Deb Frecklington went into the forum having been hit by friendly fire after New South Wales Premier Gladys Berijiklian insisted the LNP leader would have “opened the borders months ago”.

She deployed her best defence – that border policies needed to be implemented with “consistency, compassion and commonsense” – but this line has struggled to be heard, like the LNP leader herself.

Likewise, Frecklington’s boilerplate economic pitch was on song, promising that bold, visionary and ambitious plan, but it all sounded a little too vague and way too late. As John Howard was fond of saying, you can’t fatten the pig on market day.

As well as dominating the forum with her tried and tested messages, Palaszczuk backed it with a confidence that allowed her to take the argument right into the LNP’s leader space.

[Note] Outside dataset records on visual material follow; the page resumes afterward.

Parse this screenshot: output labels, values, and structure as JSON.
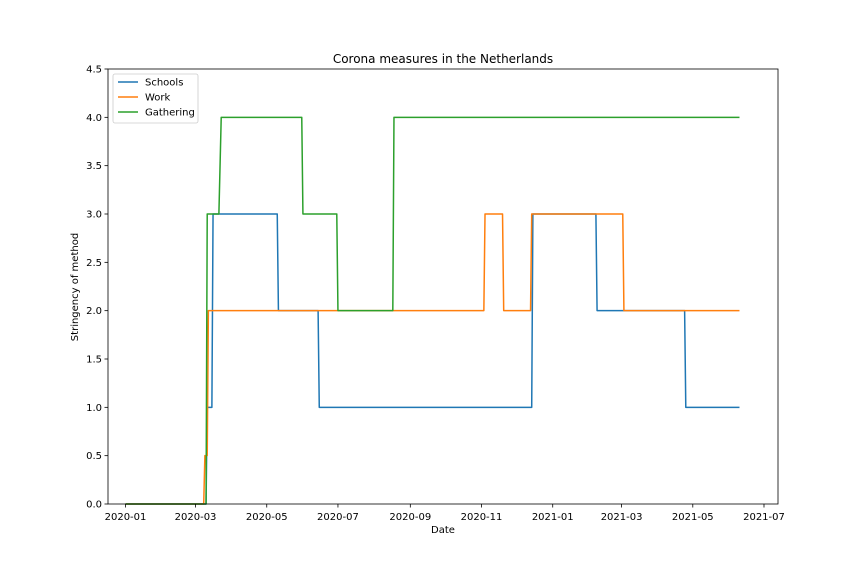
{
  "chart_data": {
    "type": "line",
    "title": "Corona measures in the Netherlands",
    "xlabel": "Date",
    "ylabel": "Stringency of method",
    "xlim": [
      "2019-12-17",
      "2021-07-13"
    ],
    "ylim": [
      0,
      4.5
    ],
    "x_ticks": [
      "2020-01",
      "2020-03",
      "2020-05",
      "2020-07",
      "2020-09",
      "2020-11",
      "2021-01",
      "2021-03",
      "2021-05",
      "2021-07"
    ],
    "y_ticks": [
      "0.0",
      "0.5",
      "1.0",
      "1.5",
      "2.0",
      "2.5",
      "3.0",
      "3.5",
      "4.0",
      "4.5"
    ],
    "grid": false,
    "legend": "top-left",
    "series": [
      {
        "name": "Schools",
        "color": "#1f77b4",
        "points": [
          [
            "2020-01-01",
            0
          ],
          [
            "2020-03-10",
            0
          ],
          [
            "2020-03-11",
            1
          ],
          [
            "2020-03-15",
            1
          ],
          [
            "2020-03-16",
            3
          ],
          [
            "2020-05-10",
            3
          ],
          [
            "2020-05-11",
            2
          ],
          [
            "2020-06-14",
            2
          ],
          [
            "2020-06-15",
            1
          ],
          [
            "2020-12-14",
            1
          ],
          [
            "2020-12-15",
            3
          ],
          [
            "2021-02-07",
            3
          ],
          [
            "2021-02-08",
            2
          ],
          [
            "2021-04-24",
            2
          ],
          [
            "2021-04-25",
            1
          ],
          [
            "2021-06-10",
            1
          ]
        ]
      },
      {
        "name": "Work",
        "color": "#ff7f0e",
        "points": [
          [
            "2020-01-01",
            0
          ],
          [
            "2020-03-08",
            0
          ],
          [
            "2020-03-09",
            0.5
          ],
          [
            "2020-03-11",
            0.5
          ],
          [
            "2020-03-12",
            2
          ],
          [
            "2020-11-03",
            2
          ],
          [
            "2020-11-04",
            3
          ],
          [
            "2020-11-19",
            3
          ],
          [
            "2020-11-20",
            2
          ],
          [
            "2020-12-13",
            2
          ],
          [
            "2020-12-14",
            3
          ],
          [
            "2021-03-02",
            3
          ],
          [
            "2021-03-03",
            2
          ],
          [
            "2021-06-10",
            2
          ]
        ]
      },
      {
        "name": "Gathering",
        "color": "#2ca02c",
        "points": [
          [
            "2020-01-01",
            0
          ],
          [
            "2020-03-10",
            0
          ],
          [
            "2020-03-11",
            3
          ],
          [
            "2020-03-21",
            3
          ],
          [
            "2020-03-23",
            4
          ],
          [
            "2020-05-31",
            4
          ],
          [
            "2020-06-01",
            3
          ],
          [
            "2020-06-30",
            3
          ],
          [
            "2020-07-01",
            2
          ],
          [
            "2020-08-17",
            2
          ],
          [
            "2020-08-18",
            4
          ],
          [
            "2021-06-10",
            4
          ]
        ]
      }
    ]
  }
}
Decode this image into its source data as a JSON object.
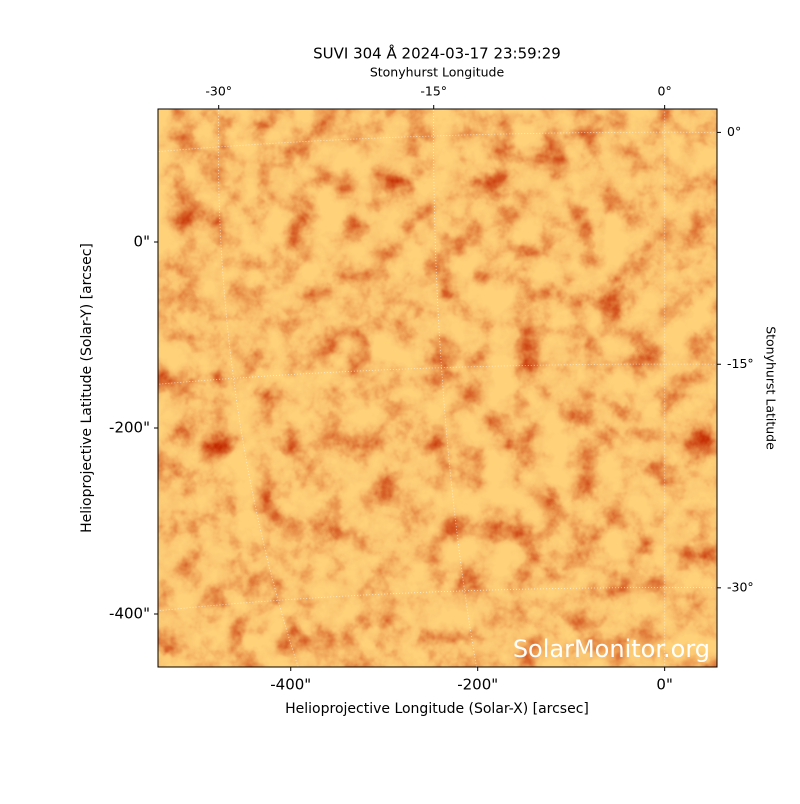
{
  "chart_data": {
    "type": "image",
    "title": "SUVI 304 Å 2024-03-17 23:59:29",
    "xlabel": "Helioprojective Longitude (Solar-X) [arcsec]",
    "ylabel": "Helioprojective Latitude (Solar-Y) [arcsec]",
    "x2label": "Stonyhurst Longitude",
    "y2label": "Stonyhurst Latitude",
    "watermark": "SolarMonitor.org",
    "xlim": [
      -542,
      56
    ],
    "ylim": [
      -457,
      143
    ],
    "xticks": [
      {
        "value": -400,
        "label": "-400\""
      },
      {
        "value": -200,
        "label": "-200\""
      },
      {
        "value": 0,
        "label": "0\""
      }
    ],
    "yticks": [
      {
        "value": -400,
        "label": "-400\""
      },
      {
        "value": -200,
        "label": "-200\""
      },
      {
        "value": 0,
        "label": "0\""
      }
    ],
    "lon_ticks": [
      {
        "value": -30,
        "label": "-30°"
      },
      {
        "value": -15,
        "label": "-15°"
      },
      {
        "value": 0,
        "label": "0°"
      }
    ],
    "lat_ticks": [
      {
        "value": 0,
        "label": "0°"
      },
      {
        "value": -15,
        "label": "-15°"
      },
      {
        "value": -30,
        "label": "-30°"
      }
    ]
  }
}
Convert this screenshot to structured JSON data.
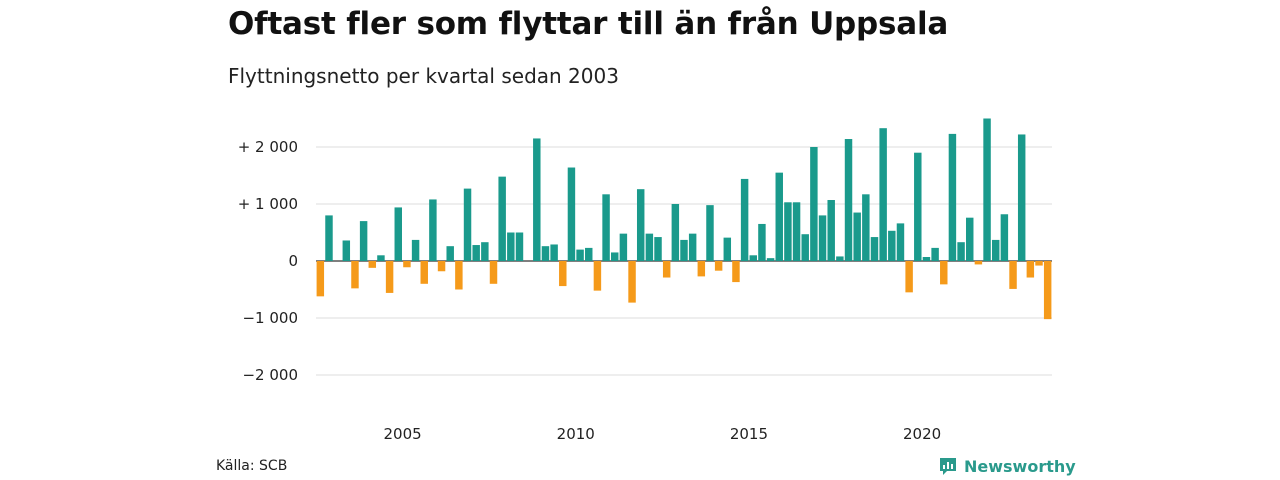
{
  "title": "Oftast fler som flyttar till än från Uppsala",
  "subtitle": "Flyttningsnetto per kvartal sedan 2003",
  "source": "Källa: SCB",
  "brand": "Newsworthy",
  "colors": {
    "positive": "#1a9a8c",
    "negative": "#f59a1a",
    "grid": "#dddddd",
    "zero": "#333333"
  },
  "chart_data": {
    "type": "bar",
    "title": "Oftast fler som flyttar till än från Uppsala",
    "subtitle": "Flyttningsnetto per kvartal sedan 2003",
    "xlabel": "",
    "ylabel": "",
    "ylim": [
      -2300,
      2600
    ],
    "grid": true,
    "y_ticks": [
      {
        "value": 2000,
        "label": "+ 2 000"
      },
      {
        "value": 1000,
        "label": "+ 1 000"
      },
      {
        "value": 0,
        "label": "0"
      },
      {
        "value": -1000,
        "label": "−1 000"
      },
      {
        "value": -2000,
        "label": "−2 000"
      }
    ],
    "x_ticks": [
      {
        "year": 2005,
        "label": "2005"
      },
      {
        "year": 2010,
        "label": "2010"
      },
      {
        "year": 2015,
        "label": "2015"
      },
      {
        "year": 2020,
        "label": "2020"
      }
    ],
    "start_year": 2003,
    "values": [
      -620,
      800,
      0,
      360,
      -480,
      700,
      -120,
      100,
      -560,
      940,
      -110,
      370,
      -400,
      1080,
      -180,
      260,
      -500,
      1270,
      280,
      330,
      -400,
      1480,
      500,
      500,
      0,
      2150,
      260,
      290,
      -440,
      1640,
      200,
      230,
      -520,
      1170,
      150,
      480,
      -730,
      1260,
      480,
      420,
      -290,
      1000,
      370,
      480,
      -270,
      980,
      -170,
      410,
      -370,
      1440,
      100,
      650,
      50,
      1550,
      1030,
      1030,
      470,
      2000,
      800,
      1070,
      80,
      2140,
      850,
      1170,
      420,
      2330,
      530,
      660,
      -550,
      1900,
      70,
      230,
      -410,
      2230,
      330,
      760,
      -60,
      2500,
      370,
      820,
      -490,
      2220,
      -290,
      -80,
      -1020
    ]
  }
}
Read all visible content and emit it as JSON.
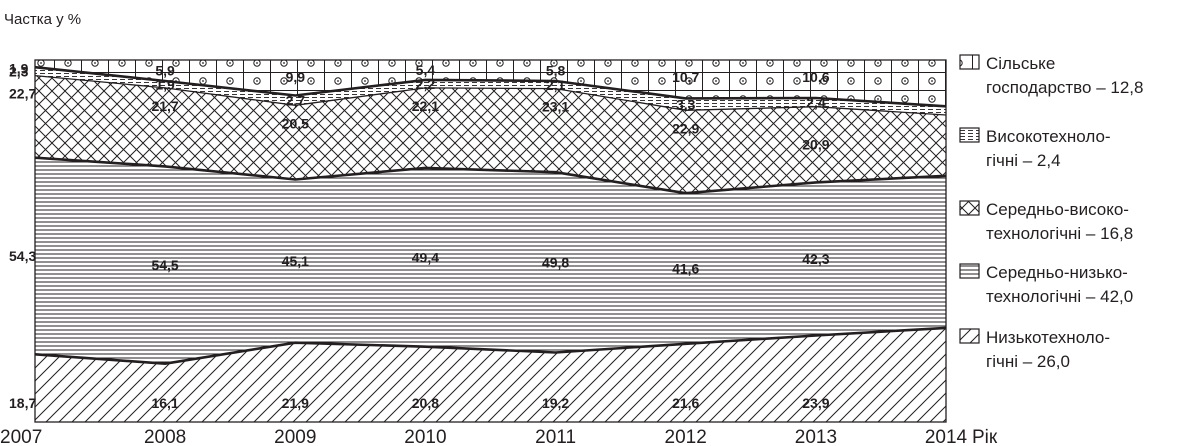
{
  "chart_data": {
    "type": "area",
    "stacked": true,
    "percent": true,
    "ylabel": "Частка у %",
    "xlabel": "Рік",
    "categories": [
      "2007",
      "2008",
      "2009",
      "2010",
      "2011",
      "2012",
      "2013",
      "2014"
    ],
    "ylim": [
      0,
      100
    ],
    "grid": false,
    "legend_position": "right",
    "series": [
      {
        "key": "low",
        "name": "Низькотехнологічні – 26,0",
        "legend_lines": [
          "Низькотехноло-",
          "гічні – 26,0"
        ],
        "pattern": "diagonal-hatch",
        "values": [
          18.7,
          16.1,
          21.9,
          20.8,
          19.2,
          21.6,
          23.9,
          26.0
        ],
        "labels": [
          "18,7",
          "16,1",
          "21,9",
          "20,8",
          "19,2",
          "21,6",
          "23,9",
          null
        ]
      },
      {
        "key": "medlow",
        "name": "Середньо-низькотехнологічні – 42,0",
        "legend_lines": [
          "Середньо-низько-",
          "технологічні – 42,0"
        ],
        "pattern": "horizontal-lines",
        "values": [
          54.3,
          54.5,
          45.1,
          49.4,
          49.8,
          41.6,
          42.3,
          42.0
        ],
        "labels": [
          "54,3",
          "54,5",
          "45,1",
          "49,4",
          "49,8",
          "41,6",
          "42,3",
          null
        ]
      },
      {
        "key": "medhigh",
        "name": "Середньо-високотехнологічні – 16,8",
        "legend_lines": [
          "Середньо-високо-",
          "технологічні – 16,8"
        ],
        "pattern": "crosshatch",
        "values": [
          22.7,
          21.7,
          20.5,
          22.1,
          23.1,
          22.9,
          20.9,
          16.8
        ],
        "labels": [
          "22,7",
          "21,7",
          "20,5",
          "22,1",
          "23,1",
          "22,9",
          "20,9",
          null
        ]
      },
      {
        "key": "high",
        "name": "Високотехнологічні – 2,4",
        "legend_lines": [
          "Високотехноло-",
          "гічні – 2,4"
        ],
        "pattern": "dashed-lines",
        "values": [
          2.3,
          1.9,
          2.7,
          2.2,
          2.1,
          3.3,
          2.4,
          2.4
        ],
        "labels": [
          "2,3",
          "1,9",
          "2,7",
          "2,2",
          "2,1",
          "3,3",
          "2,4",
          null
        ]
      },
      {
        "key": "agri",
        "name": "Сільське господарство – 12,8",
        "legend_lines": [
          "Сільське",
          "господарство – 12,8"
        ],
        "pattern": "dotted-circles",
        "values": [
          1.9,
          5.9,
          9.9,
          5.4,
          5.8,
          10.7,
          10.6,
          12.8
        ],
        "labels": [
          "1,9",
          "5,9",
          "9,9",
          "5,4",
          "5,8",
          "10,7",
          "10,6",
          null
        ]
      }
    ]
  }
}
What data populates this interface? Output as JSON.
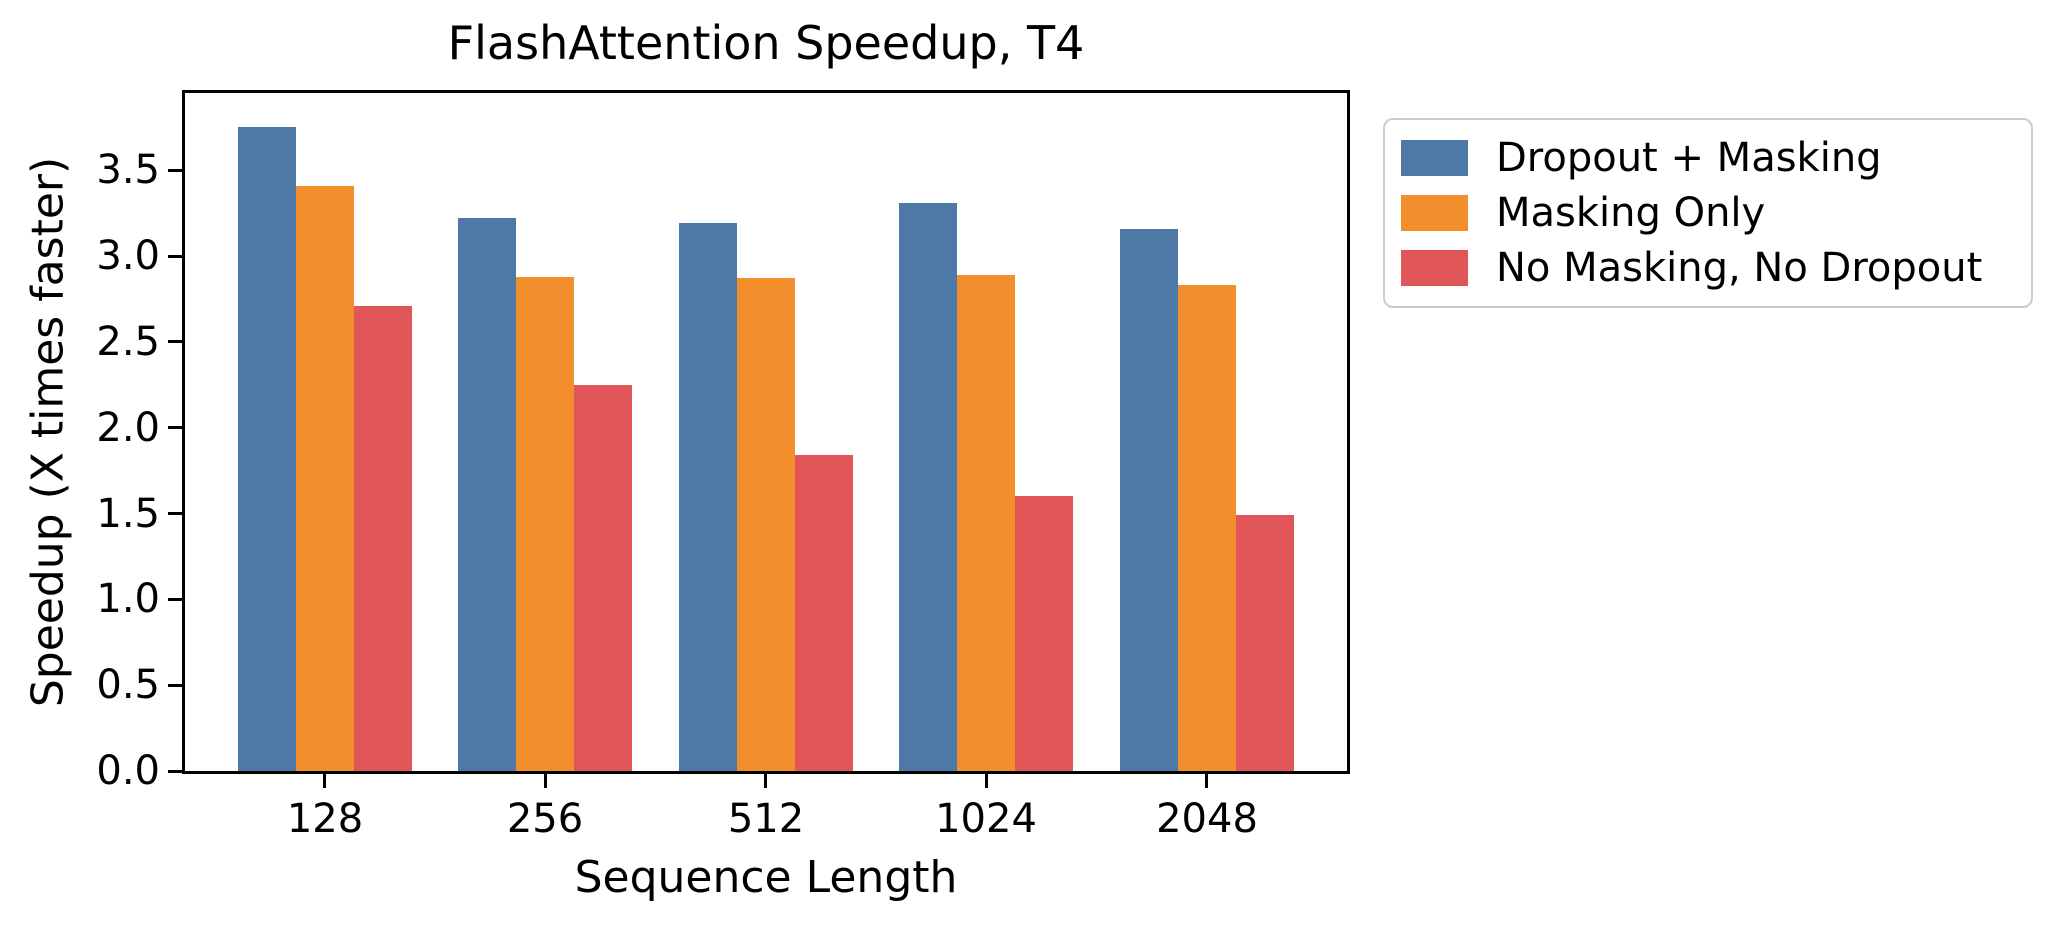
{
  "title": "FlashAttention Speedup, T4",
  "chart_data": {
    "type": "bar",
    "title": "FlashAttention Speedup, T4",
    "xlabel": "Sequence Length",
    "ylabel": "Speedup (X times faster)",
    "categories": [
      "128",
      "256",
      "512",
      "1024",
      "2048"
    ],
    "series": [
      {
        "name": "Dropout + Masking",
        "color": "#4E79A7",
        "values": [
          3.75,
          3.22,
          3.19,
          3.31,
          3.16
        ]
      },
      {
        "name": "Masking Only",
        "color": "#F28E2B",
        "values": [
          3.41,
          2.88,
          2.87,
          2.89,
          2.83
        ]
      },
      {
        "name": "No Masking, No Dropout",
        "color": "#E15759",
        "values": [
          2.71,
          2.25,
          1.84,
          1.6,
          1.49
        ]
      }
    ],
    "ylim": [
      0,
      3.95
    ],
    "yticks": [
      0.0,
      0.5,
      1.0,
      1.5,
      2.0,
      2.5,
      3.0,
      3.5
    ],
    "ytick_labels": [
      "0.0",
      "0.5",
      "1.0",
      "1.5",
      "2.0",
      "2.5",
      "3.0",
      "3.5"
    ],
    "grid": false,
    "legend_position": "outside-top-right",
    "axis_color": "#000000",
    "legend_border_color": "#cccccc"
  }
}
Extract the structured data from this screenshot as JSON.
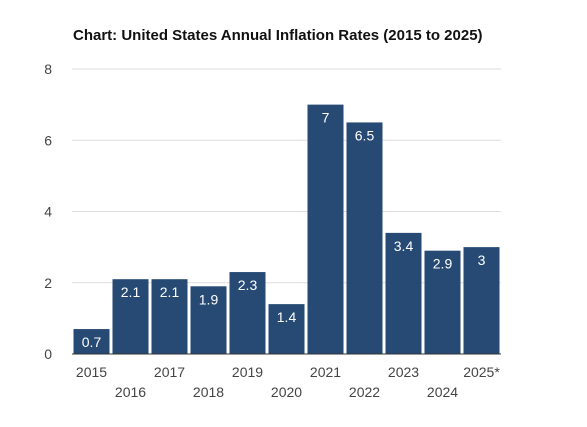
{
  "chart_data": {
    "type": "bar",
    "title": "Chart: United States Annual Inflation Rates (2015 to 2025)",
    "categories": [
      "2015",
      "2016",
      "2017",
      "2018",
      "2019",
      "2020",
      "2021",
      "2022",
      "2023",
      "2024",
      "2025*"
    ],
    "values": [
      0.7,
      2.1,
      2.1,
      1.9,
      2.3,
      1.4,
      7,
      6.5,
      3.4,
      2.9,
      3
    ],
    "data_labels": [
      "0.7",
      "2.1",
      "2.1",
      "1.9",
      "2.3",
      "1.4",
      "7",
      "6.5",
      "3.4",
      "2.9",
      "3"
    ],
    "y_ticks": [
      "0",
      "2",
      "4",
      "6",
      "8"
    ],
    "ylim": [
      0,
      8
    ],
    "grid": true,
    "bar_color": "#264a73",
    "xlabel": "",
    "ylabel": ""
  }
}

Frecklington hardly fought back. It was a performance that was composed and measured but lacked leadership just when it was needed from someone wanting the top job.

The real failure of this encounter – you could never call it a debate – was the same as the biggest shortcoming in the whole campaign: a lack of a genuine discussion or preparing for the post-COVID future. Cliches and focus group tested blather won the day from both leaders.

The way the leaders handled the forum confirmed the results of the latest election opinion poll – an Ipsos survey in The Australian Financial Review that recorded two out of three voters backing the Premier’s handling of the pandemic and half of all respondents endorsing her economic management.

That two to one endorsement of Palaszczuk was also reflected among the Sky audience: they gave the night to the Premier by 53 to 30 per cent. There were 17 per cent who remained undecided which speaks volumes.